Alienware diagnostic test says everything is running good while it was running with the open chassis. So that means there is nothing wrong with any components. It has to be the heat and the liquid cooler doesn't provide adequate cooling.
GPU temp and watt is low while being used. However, CPU heat
When case is closed:
1 - 50 minutes reboot
49-55 degree from cold boot average
65 degree and up after prolong before the 50 minutes used
~80 - 85 degree reboot
When case is opened:
~4 hours usage
37 to 40 degrees from cold boot
Reboot after around 4 hours used. I didn't manage to see the last cpu temperature reading.
Bios is updated to 2.1.1 early before the last reboot.
My only solution is to
1. Replace it with a new liquid cooler, dual fan
2. Move GPU and cpu to a new motherboard and chasis.
3. Return it and get a refund but that means I wouldn't able to get a new GPU for I don't know how long. So, I don't feel like to let it go.

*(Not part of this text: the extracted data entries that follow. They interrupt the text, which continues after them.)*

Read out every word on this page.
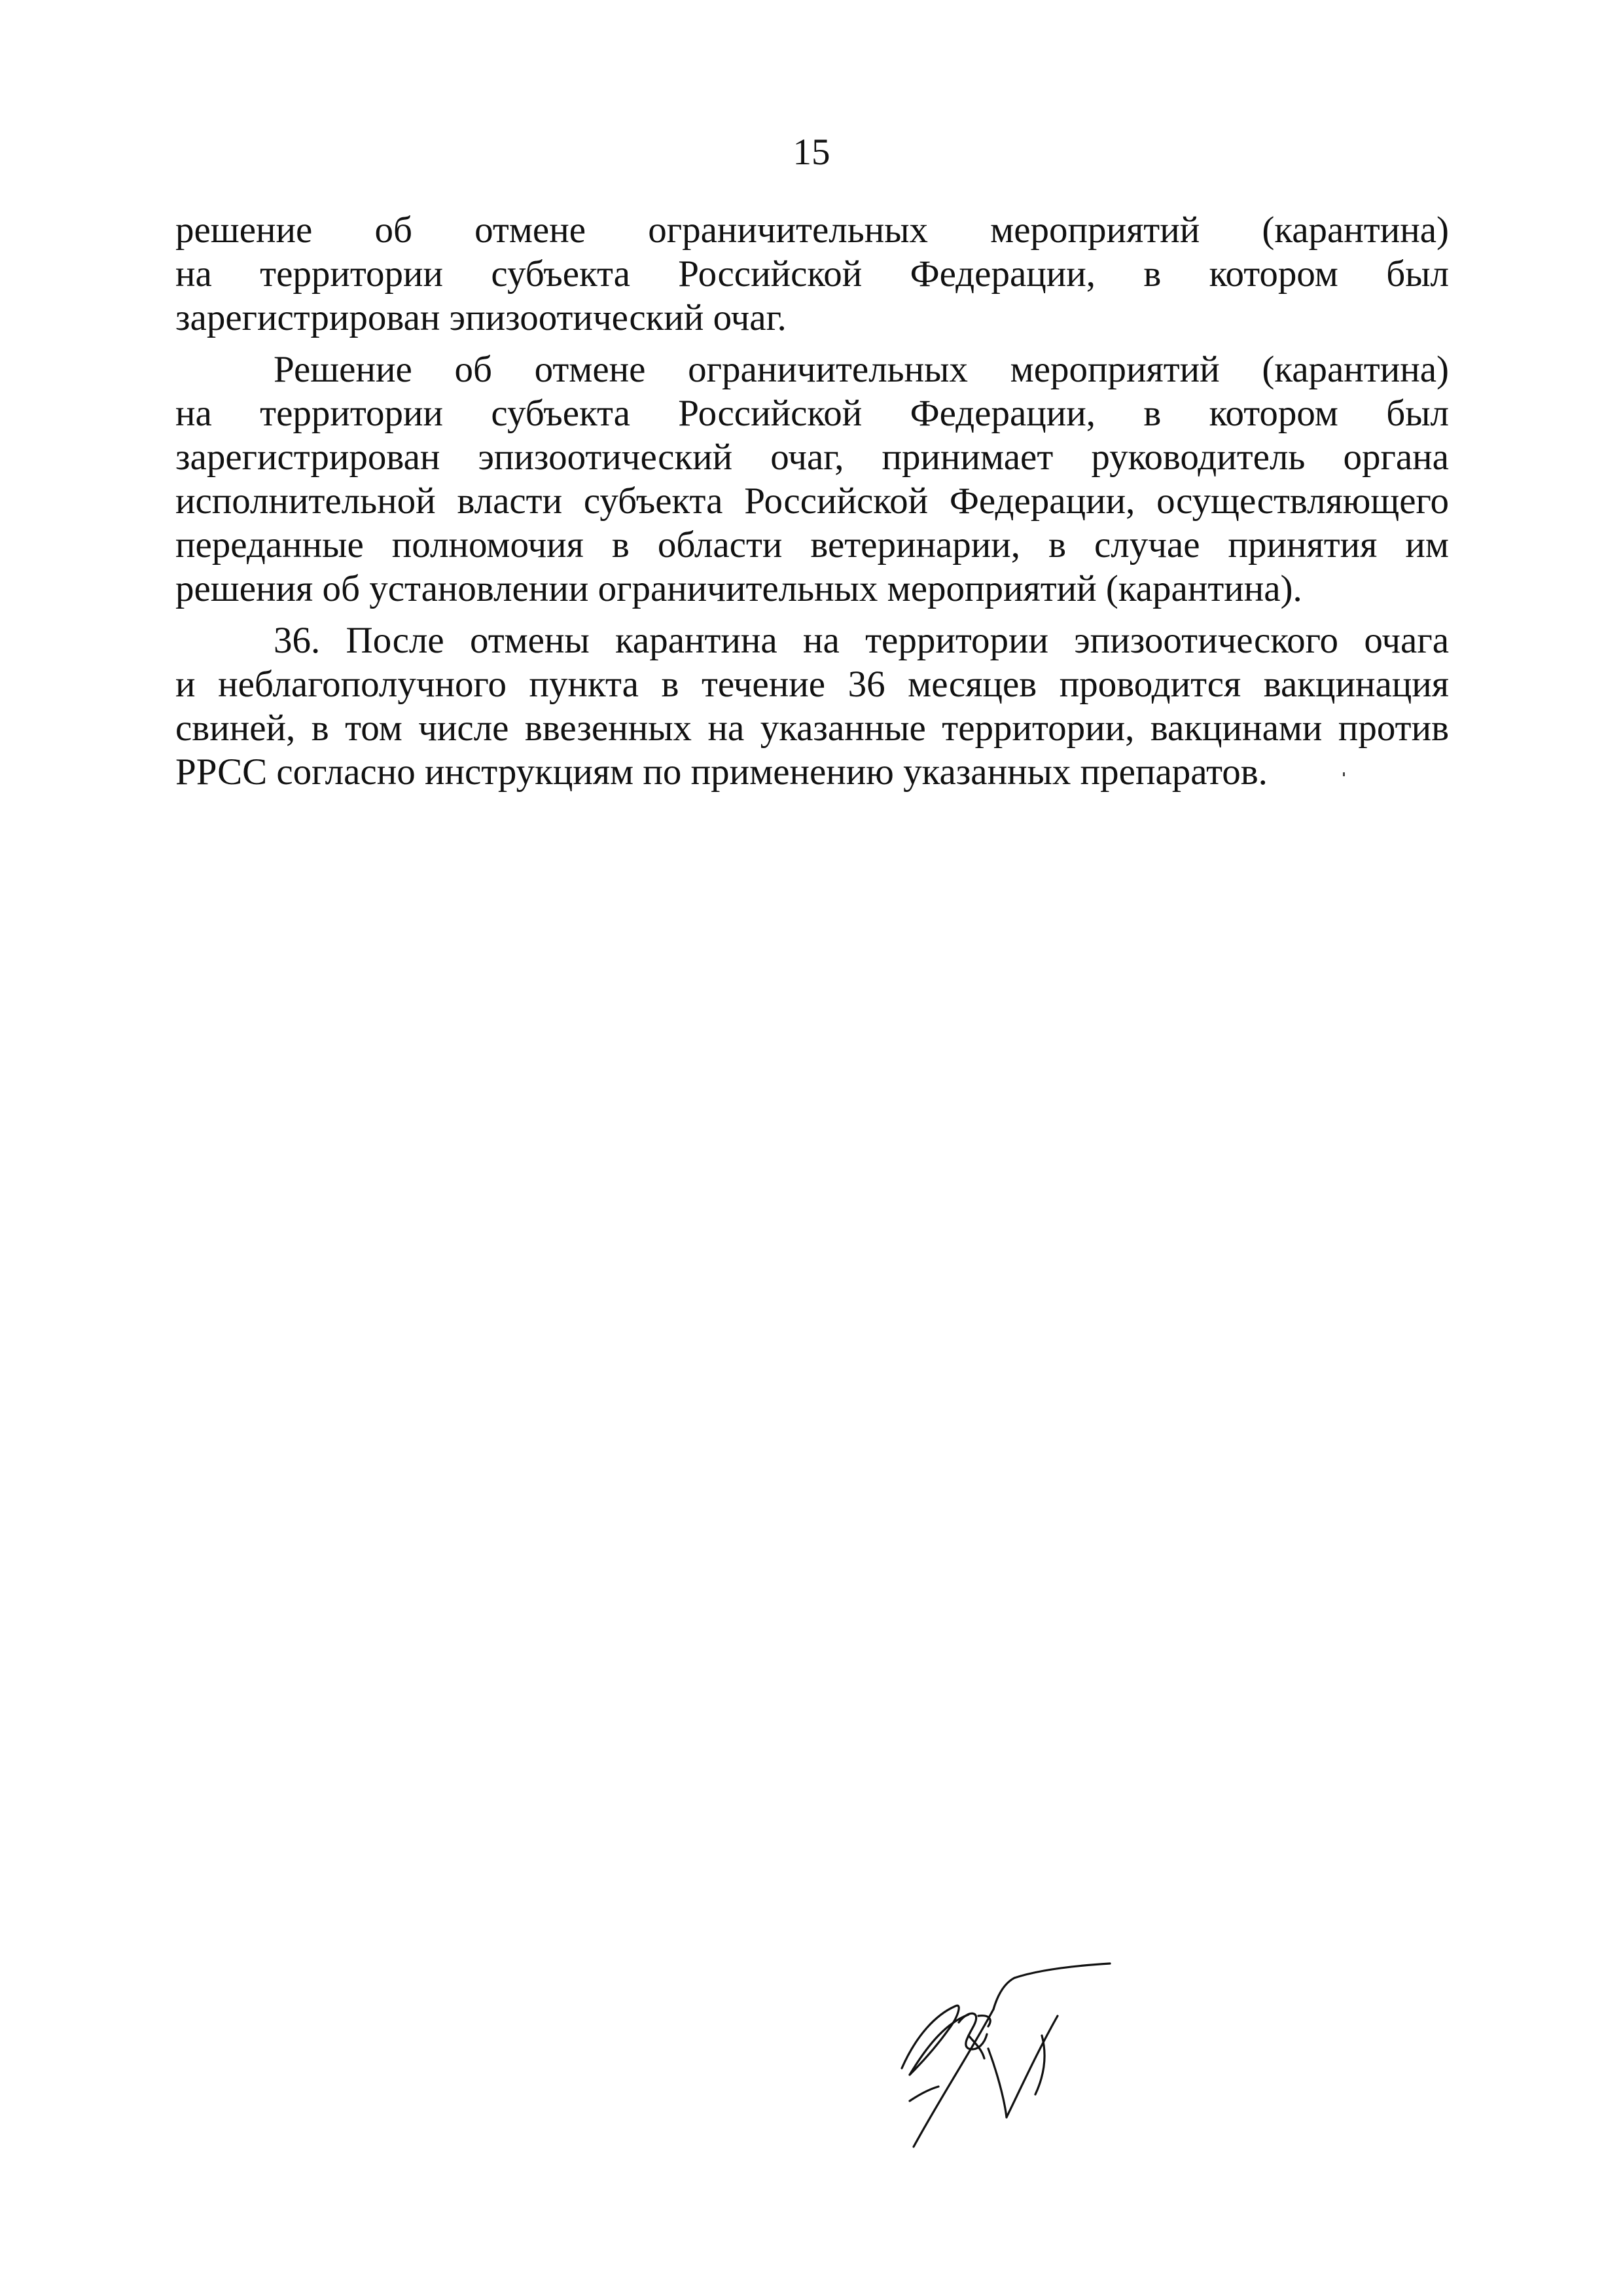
15

решение об отмене ограничительных мероприятий (карантина)
на территории субъекта Российской Федерации, в котором был
зарегистрирован эпизоотический очаг.

Решение об отмене ограничительных мероприятий (карантина)
на территории субъекта Российской Федерации, в котором был
зарегистрирован эпизоотический очаг, принимает руководитель органа
исполнительной власти субъекта Российской Федерации, осуществляющего
переданные полномочия в области ветеринарии, в случае принятия им
решения об установлении ограничительных мероприятий (карантина).

36. После отмены карантина на территории эпизоотического очага
и неблагополучного пункта в течение 36 месяцев проводится вакцинация
свиней, в том числе ввезенных на указанные территории, вакцинами против
РРСС согласно инструкциям по применению указанных препаратов.
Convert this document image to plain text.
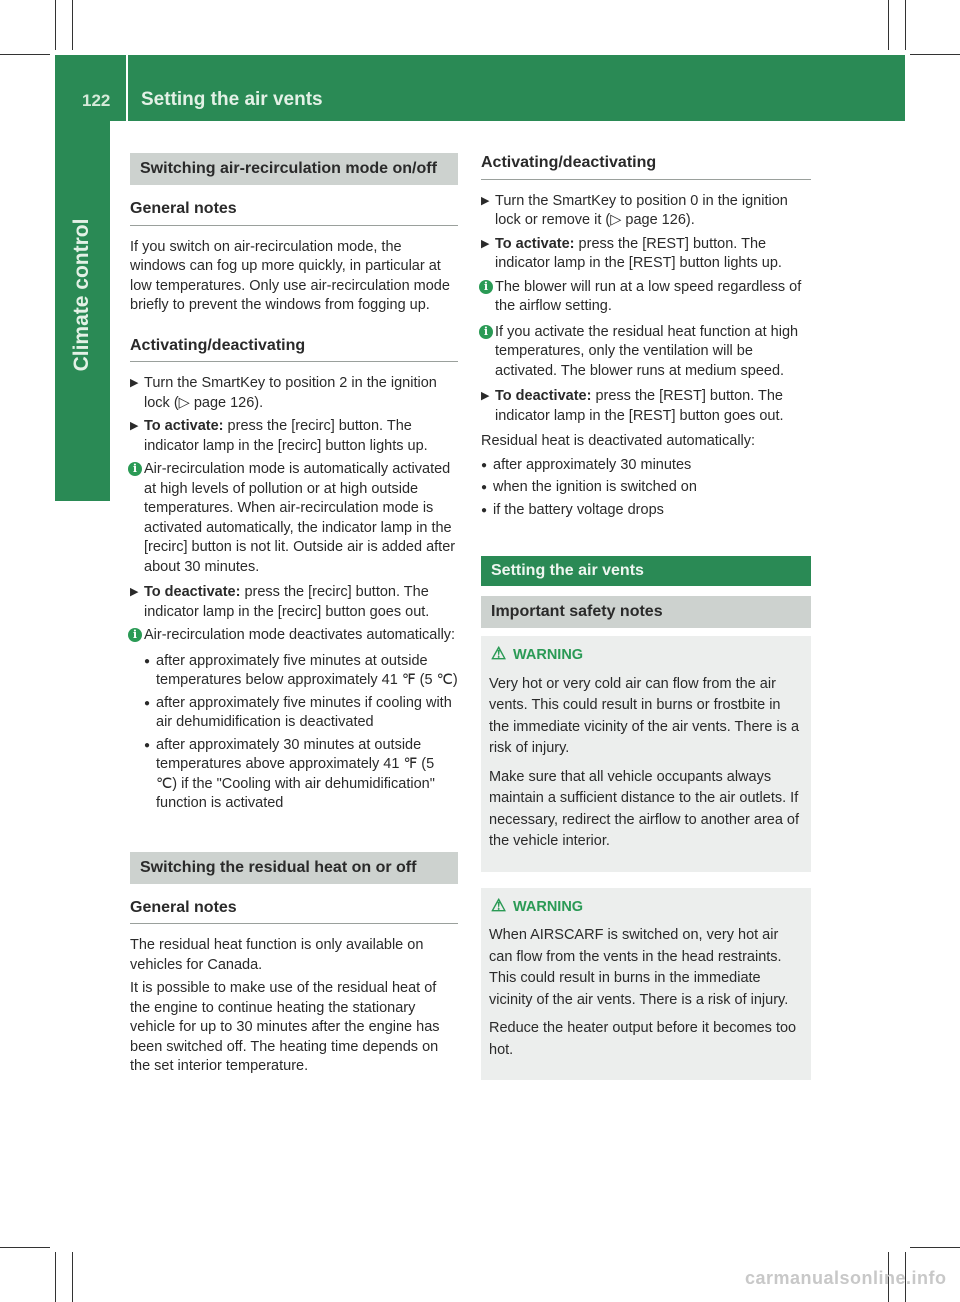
122 Setting the air vents
Climate control
Switching air-recirculation mode on/off
General notes

If you switch on air-recirculation mode, the windows can fog up more quickly, in particular at low temperatures. Only use air-recirculation mode briefly to prevent the windows from fogging up.

Activating/deactivating
▶ Turn the SmartKey to position 2 in the ignition lock (▷ page 126).
▶ To activate: press the [recirc] button. The indicator lamp in the [recirc] button lights up.
i Air-recirculation mode is automatically activated at high levels of pollution or at high outside temperatures. When air-recirculation mode is activated automatically, the indicator lamp in the [recirc] button is not lit. Outside air is added after about 30 minutes.
▶ To deactivate: press the [recirc] button. The indicator lamp in the [recirc] button goes out.
i Air-recirculation mode deactivates automatically:
● after approximately five minutes at outside temperatures below approximately 41 ℉ (5 ℃)
● after approximately five minutes if cooling with air dehumidification is deactivated
● after approximately 30 minutes at outside temperatures above approximately 41 ℉ (5 ℃) if the "Cooling with air dehumidification" function is activated
Switching the residual heat on or off
General notes

The residual heat function is only available on vehicles for Canada.

It is possible to make use of the residual heat of the engine to continue heating the stationary vehicle for up to 30 minutes after the engine has been switched off. The heating time depends on the set interior temperature.

Activating/deactivating
▶ Turn the SmartKey to position 0 in the ignition lock or remove it (▷ page 126).
▶ To activate: press the [REST] button. The indicator lamp in the [REST] button lights up.
i The blower will run at a low speed regardless of the airflow setting.
i If you activate the residual heat function at high temperatures, only the ventilation will be activated. The blower runs at medium speed.
▶ To deactivate: press the [REST] button. The indicator lamp in the [REST] button goes out.

Residual heat is deactivated automatically:

● after approximately 30 minutes
● when the ignition is switched on
● if the battery voltage drops
Setting the air vents
Important safety notes
⚠ WARNING

Very hot or very cold air can flow from the air vents. This could result in burns or frostbite in the immediate vicinity of the air vents. There is a risk of injury.

Make sure that all vehicle occupants always maintain a sufficient distance to the air outlets. If necessary, redirect the airflow to another area of the vehicle interior.

⚠ WARNING

When AIRSCARF is switched on, very hot air can flow from the vents in the head restraints. This could result in burns in the immediate vicinity of the air vents. There is a risk of injury.

Reduce the heater output before it becomes too hot.

carmanualsonline.info
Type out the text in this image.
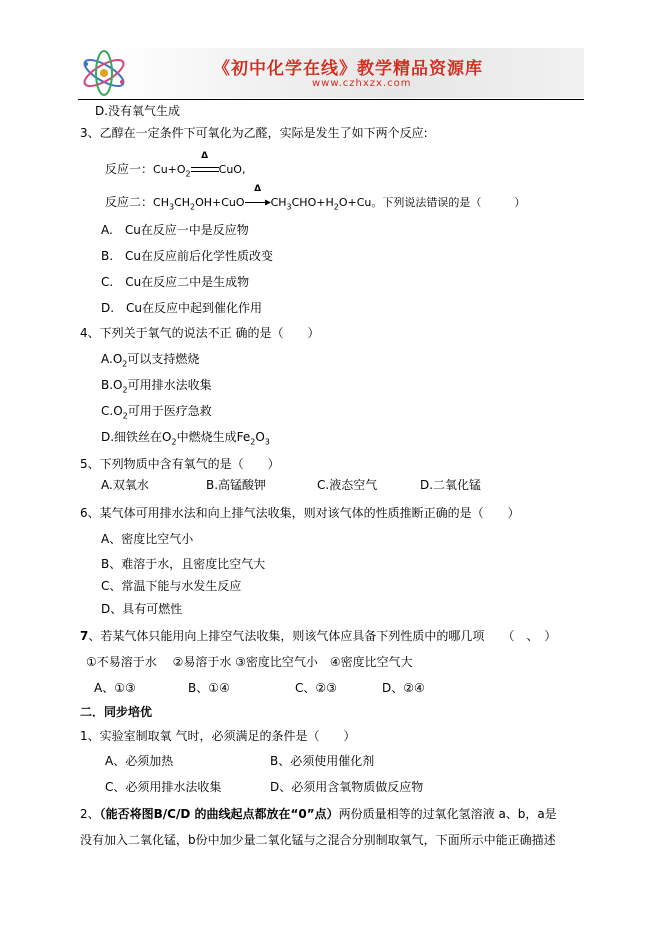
《初中化学在线》教学精品资源库
www.czhxzx.com
D.没有氧气生成
3、乙醇在一定条件下可氧化为乙醛，实际是发生了如下两个反应:
反应一：$Cu+O_2$
Δ
CuO,
反应二：$CH_3CH_2OH+CuO$
Δ
$CH_3CHO+H_2O+Cu$。下列说法错误的是（　　　）
A.　Cu在反应一中是反应物
B.　Cu在反应前后化学性质改变
C.　Cu在反应二中是生成物
D.　Cu在反应中起到催化作用
4、下列关于氧气的说法不正 确的是（　　）
$A.O_2$可以支持燃烧
$B.O_2$可用排水法收集
$C.O_2$可用于医疗急救
D.细铁丝在$O_2$中燃烧生成$Fe_2O_3$
5、下列物质中含有氧气的是（　　）
A.双氧水	B.高锰酸钾	C.液态空气	D.二氧化锰
6、某气体可用排水法和向上排气法收集，则对该气体的性质推断正确的是（　　）
A、密度比空气小
B、难溶于水，且密度比空气大
C、常温下能与水发生反应
D、具有可燃性
7、若某气体只能用向上排空气法收集，则该气体应具备下列性质中的哪几项　　（　、　）
①不易溶于水　 ②易溶于水 ③密度比空气小　④密度比空气大
A、①③	B、①④	C、②③	D、②④
二．同步培优
1、实验室制取氧 气时，必须满足的条件是（　　）
A、必须加热	B、必须使用催化剂
C、必须用排水法收集	D、必须用含氧物质做反应物
2、（能否将图B/C/D 的曲线起点都放在“0”点）两份质量相等的过氧化氢溶液 a、b，a是
没有加入二氧化锰，b份中加少量二氧化锰与之混合分别制取氧气，下面所示中能正确描述
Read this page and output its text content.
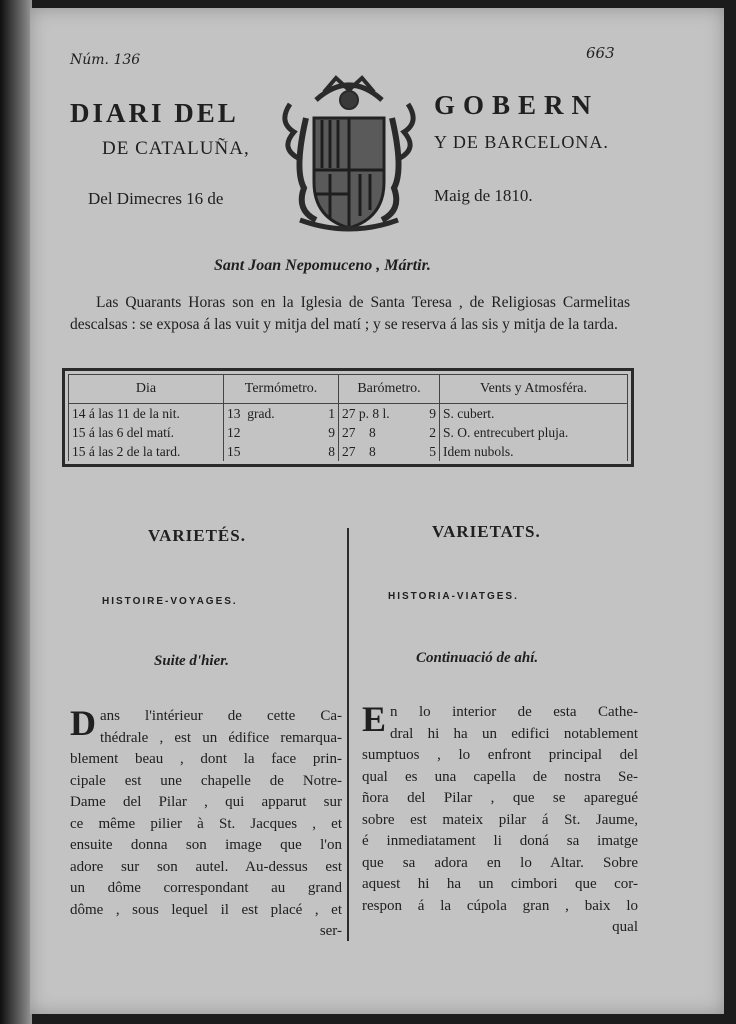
Núm. 136	663
DIARI DEL	GOBERN
DE CATALUÑA,	Y DE BARCELONA.
Del Dimecres 16 de	Maig de 1810.
Sant Joan Nepomuceno , Mártir.
Las Quarants Horas son en la Iglesia de Santa Teresa , de Religiosas Carmelitas descalsas : se exposa á las vuit y mitja del matí ; y se reserva á las sis y mitja de la tarda.
Dia	Termómetro.	Barómetro.	Vents y Atmosféra.
14 á las 11 de la nit.	13 grad. 1	27 p. 8 l. 9	S. cubert.
15 á las 6 del matí.	12 9	27 8 2	S. O. entrecubert pluja.
15 á las 2 de la tard.	15 8	27 8 5	Idem nubols.
VARIETÉS.
HISTOIRE-VOYAGES.
Suite d'hier.
D ans l'intérieur de cette Ca-
thédrale , est un édifice remarqua-
blement beau , dont la face prin-
cipale est une chapelle de Notre-
Dame del Pilar , qui apparut sur
ce même pilier à St. Jacques , et
ensuite donna son image que l'on
adore sur son autel. Au-dessus est
un dôme correspondant au grand
dôme , sous lequel il est placé , et
ser-
VARIETATS.
HISTORIA-VIATGES.
Continuació de ahí.
E n lo interior de esta Cathe-
dral hi ha un edifici notablement
sumptuos , lo enfront principal del
qual es una capella de nostra Se-
ñora del Pilar , que se aparegué
sobre est mateix pilar á St. Jaume,
é inmediatament li doná sa imatge
que sa adora en lo Altar. Sobre
aquest hi ha un cimbori que cor-
respon á la cúpola gran , baix lo
qual
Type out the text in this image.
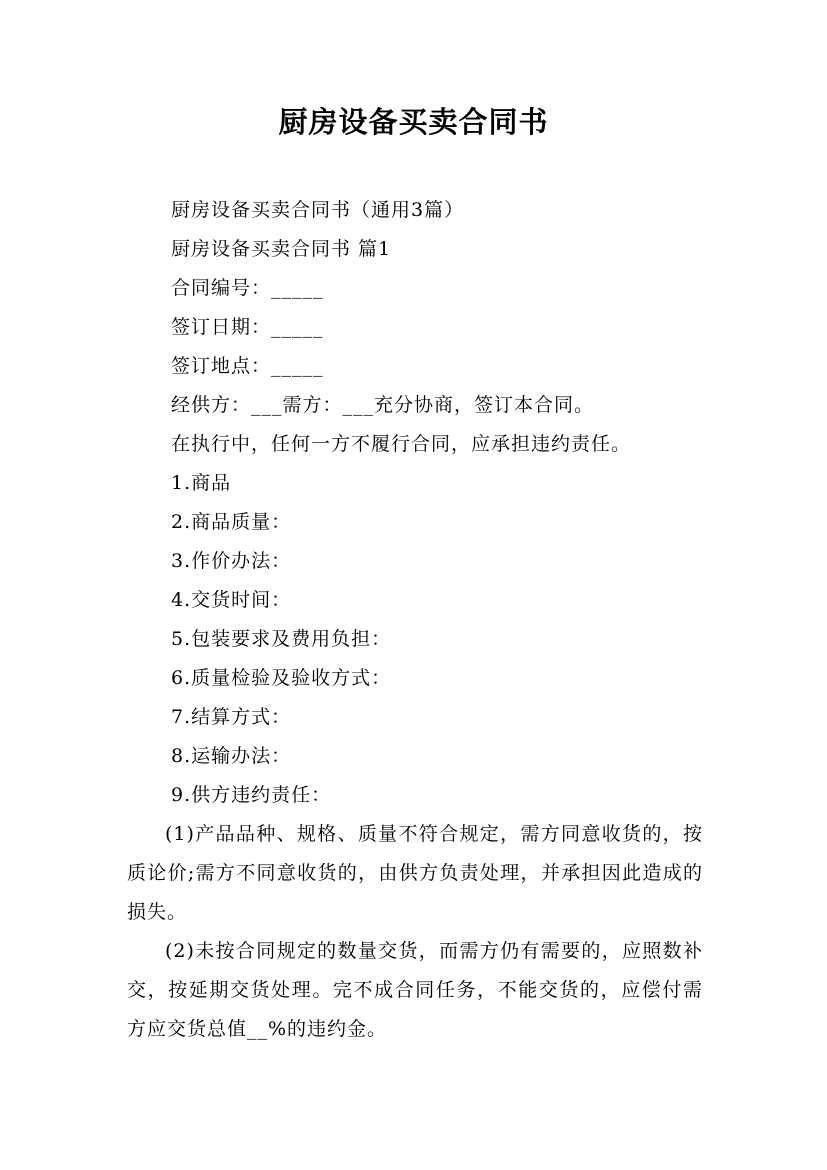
厨房设备买卖合同书
厨房设备买卖合同书（通用3篇）
厨房设备买卖合同书 篇1
合同编号：_____
签订日期：_____
签订地点：_____
经供方：___需方：___充分协商，签订本合同。
在执行中，任何一方不履行合同，应承担违约责任。
1.商品
2.商品质量：
3.作价办法：
4.交货时间：
5.包装要求及费用负担：
6.质量检验及验收方式：
7.结算方式：
8.运输办法：
9.供方违约责任：
(1)产品品种、规格、质量不符合规定，需方同意收货的，按质论价;需方不同意收货的，由供方负责处理，并承担因此造成的损失。
(2)未按合同规定的数量交货，而需方仍有需要的，应照数补交，按延期交货处理。完不成合同任务，不能交货的，应偿付需方应交货总值__%的违约金。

I am also in the middle of trying to look for parts to build Ryzen server using server class motherboard ipmi or cheaper epyc cpu/mobo. This is not good to spend that much money and computer is not working out of the box.
phpfreak
44 Posts
0
March 15th, 2021 19:00
After removed the overclock capabilities with house ac on right now
The cpu is staying around high 40 to 56 degree since my last post (I am using my other system to type this). My conclusion is it is definitely the heat that causing the reboot. Of course, removing the overclock also cooling down the cpu. I will let it run whole night and update it here. Anybody know which liquid cooler will work?